East-Gohira est la meilleure coopérative de l'association. Le secrétaire, M. Kummund Bhandu Das Gupta est vraiment un homme remarquable, bien que sans instruction. Il explique que, grâce à l'Ile de Paix, les rendements sont passés de quinze mouds par acre à cent mouds par acre ! Il pense aussi que le succès de la société est dû à la prise de conscience des gens que c'est s'aider soi-même que de repayer les prêts. Il oublie de dire que c'est par son exemple et son dénouement que les autres coopérateurs ont confiance dans le système.

Bilan ? Il est nuancé. Les coopérateurs bengalis ont joué de malchance. L'histoire a faussé le jeu. L'équipe européenne est repartie trop tôt - l'Association en tiendra d'ailleurs compte en Inde et au Mali. Première expérience du genre, l'Ile de Paix de Gohira en a connu les maladies infantiles. Il reste que le Raozan Thana Island of Peace Cooperative Association laisse derrière elle toutes les autres.

GVC: Les noms "Iles de Paix" et "Dominique Pire" sont toujours très présents. La valeur du projet est citée en exemple dans le réseau coopératif du pays. De bonnes sociétés primaires et la révélation de véritables leaders au sein de ces coopératives sont l'expression de l'épanouissement des fermiers dans la prise de conscience de leurs moyens, la réalisation du self-help. Lorsqu'on a parlé avec les directeurs et les secrétaires, et qu'on a senti leur enthousiasme et leur détermination, on se dit que c'est l'esprit même du fondateur qui est vivant. Et que cette conviction, si elle a survécu dix ans à de nombreux cataclysmes, ne pourra jamais disparaître. De plus, selon l'avis général, suite aux enseignements de l'Ile de Paix, presque toute la région a adopté des variétés de riz à haut rendement, des méthodes améliorées de culture (transplantation en lignes, emploi des engrais et des insecticides, usage du motoculteur et de motopompes) et la mise en place de barrages. Il semblerait que sauf calamités naturelles, le thana de Raozan soit un des seuls à être excédentaire.

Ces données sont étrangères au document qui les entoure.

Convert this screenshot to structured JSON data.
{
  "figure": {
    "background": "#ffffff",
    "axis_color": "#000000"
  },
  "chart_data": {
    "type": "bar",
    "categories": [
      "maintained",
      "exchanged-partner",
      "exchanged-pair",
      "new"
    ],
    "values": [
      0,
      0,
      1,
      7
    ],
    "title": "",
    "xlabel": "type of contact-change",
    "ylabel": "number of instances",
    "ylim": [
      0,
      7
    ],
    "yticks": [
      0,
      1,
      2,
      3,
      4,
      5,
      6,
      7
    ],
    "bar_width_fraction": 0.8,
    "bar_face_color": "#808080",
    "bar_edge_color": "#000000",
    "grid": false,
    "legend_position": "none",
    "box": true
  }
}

De tels résultats ne se discutent pas. Par delà les imperfections, les insuffisances, les erreurs et les lacunes, il en est un autre, plus significatif encore :

GVC: Pour juger de la maturité de la Raozan Thana Island of Peace Cooperative Association, il suffit de penser que je n'ai pas reçu de requêtes directes pour une aide des Iles de Paix, mais plutôt la demande d'un soutien moral par des contacts plus étroits.